«(...) Aos pais, sugiro que conversem com os filhos e os ajudem a entender o mundo que os rodeia, seja em que língua ou variedade for. (...)»
Até aos 10 anos, vivi num ambiente linguístico peculiar. Os meus pais, portugueses emigrados na Venezuela, falavam um registo de contacto entre português e espanhol; a minha madrinha, brasileira do Nordeste emigrada na Venezuela, falava o seu registo de contacto. Não sei ao certo qual terá sido a primeira língua que falei, ou qual registo, mas sei que, aos 5 anos, fui alfabetizada em espanhol, língua que desde então tenho a certeza de falar. Entre os amigos da família havia falantes de português (portugueses e brasileiros, com vários sotaques) e falantes de castelhano (venezuelanos, espanhóis, cubanos, colombianos...), de galego, catalão, basco, de italiano, eu sei lá! Entre as colegas de escola havia quem falasse alemão, francês, inglês, iídiche. Cresci no meio de uma grande algaraviada! O resultado foi eu hoje falar e até ensinar português europeu e entender outras variedades do português; falar espanhol de variedade venezuelana e entender outras variedades; falar francês por o ter estudado por 12 anos e ter habilitação profissional para o ensinar como língua estrangeira; falar inglês, que aprendi no ensino básico e de que muito preciso para o exercício da profissão; falar italiano, que aprendi quase sem dar por isso, como se sempre tivesse estado dentro de mim.
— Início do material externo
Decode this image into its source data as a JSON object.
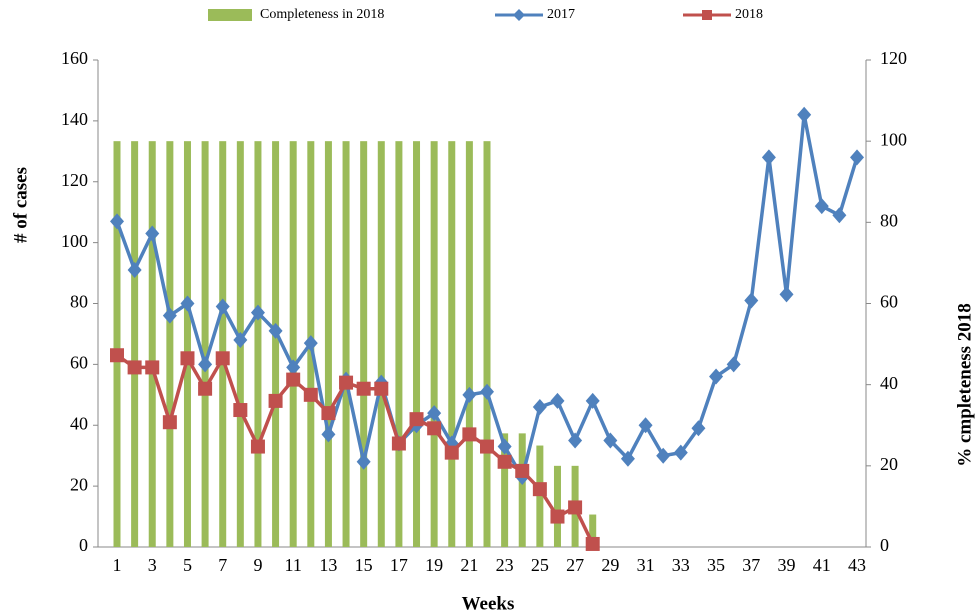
{
  "chart_data": {
    "type": "combo",
    "legend": "top",
    "x_label": "Weeks",
    "y_label": "# of cases",
    "y2_label": "% cmpleteness 2018",
    "categories": [
      1,
      null,
      3,
      null,
      5,
      null,
      7,
      null,
      9,
      null,
      11,
      null,
      13,
      null,
      15,
      null,
      17,
      null,
      19,
      null,
      21,
      null,
      23,
      null,
      25,
      null,
      27,
      null,
      29,
      null,
      31,
      null,
      33,
      null,
      35,
      null,
      37,
      null,
      39,
      null,
      41,
      null,
      43
    ],
    "ylim": [
      0,
      160
    ],
    "yticks": [
      0,
      20,
      40,
      60,
      80,
      100,
      120,
      140,
      160
    ],
    "y2lim": [
      0,
      120
    ],
    "y2ticks": [
      0,
      20,
      40,
      60,
      80,
      100,
      120
    ],
    "series": [
      {
        "name": "Completeness in 2018",
        "type": "bar",
        "axis": "y2",
        "color": "#9bbb59",
        "values": [
          100,
          100,
          100,
          100,
          100,
          100,
          100,
          100,
          100,
          100,
          100,
          100,
          100,
          100,
          100,
          100,
          100,
          100,
          100,
          100,
          100,
          100,
          28,
          28,
          25,
          20,
          20,
          8,
          null,
          null,
          null,
          null,
          null,
          null,
          null,
          null,
          null,
          null,
          null,
          null,
          null,
          null,
          null
        ]
      },
      {
        "name": "2017",
        "type": "line",
        "marker": "diamond",
        "color": "#4f81bd",
        "values": [
          107,
          91,
          103,
          76,
          80,
          60,
          79,
          68,
          77,
          71,
          59,
          67,
          37,
          55,
          28,
          54,
          34,
          40,
          44,
          34,
          50,
          51,
          33,
          23,
          46,
          48,
          35,
          48,
          35,
          29,
          40,
          30,
          31,
          39,
          56,
          60,
          81,
          128,
          83,
          142,
          112,
          109,
          128
        ]
      },
      {
        "name": "2018",
        "type": "line",
        "marker": "square",
        "color": "#c0504d",
        "values": [
          63,
          59,
          59,
          41,
          62,
          52,
          62,
          45,
          33,
          48,
          55,
          50,
          44,
          54,
          52,
          52,
          34,
          42,
          39,
          31,
          37,
          33,
          28,
          25,
          19,
          10,
          13,
          1,
          null,
          null,
          null,
          null,
          null,
          null,
          null,
          null,
          null,
          null,
          null,
          null,
          null,
          null,
          null
        ]
      }
    ]
  }
}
Quando cheguei a Portugal, fui para a escola de uma aldeia da Beira Litoral, onde frequentei a 4.ª classe. A professora ficou muito aborrecida por eu entrar a meio do ano letivo e ser tão burra (ela dizia "buuurrra!") que nem sabia falar português nem percebia o que lhe diziam. Na escola havia umas meninas ainda mais burras que eu, porque, além de terem vindo do estrangeiro, eram muito mais pobres. Era assim em 1971. Que ainda hoje seja assim é inaceitável.
Vem isto a propósito de uma reportagem do DN, de 10 de novembro p.p., intitulada «Há crianças portuguesas que só falam "brasileiro"», instigadora de alarmismo social e fobias, a avaliar pela reação nas redes sociais. No texto grassa a ignorância e as asneiras são tantas que nem posso referi-las todas. Logo o título está errado. "Brasileiro" não existe (nem angolano, moçambicano ou africano), apenas português, vivo e de boa saúde, tal como não existe americano, sul-africano, indiano ou australiano, mas apenas inglês.
Ninguém em seu perfeito juízo ficaria aborrecido se o seu filho tivesse um colega, falante de inglês, que falasse português com sotaque; se o filho viesse para casa a dizer umas palavras ou expressões em língua inglesa, os pais até ficariam orgulhosos. Também não imagino pais a preocupar-se por os seus filhos começarem a falar inglês, seja de que país for, por exposição exagerada a produtos audiovisuais nessa língua. Contudo, conheço muitos relatos de crianças discriminadas na escola portuguesa por falar português de Angola, Brasil, Cabo Verde, Guiné ou Moçambique; talvez seja por serem morenas, talvez por serem pobres.
Diz uma reportagem de O Globo online, de dia 16, que Luccas Neto «anunciou que passará a dublar os seus vídeos em português ... de Portugal». Alguém imagina a Disney a dobrar os seus filmes em inglês ... de Inglaterra? Imaginam as criancinhas inglesas a fazer terapia por falarem "americano"?
Haja bom senso! Aos pais, sugiro que conversem com os filhos e os ajudem a entender o mundo que os rodeia, seja em que língua ou variedade for. Aos professores, que se atualizem e leiam umas coisas sobre variação linguística, multilinguismo e multiculturalismo. A sociedade agradece. E as crianças também.
Artigo publicado no Diário de Notícias, no dia 22 de novembro.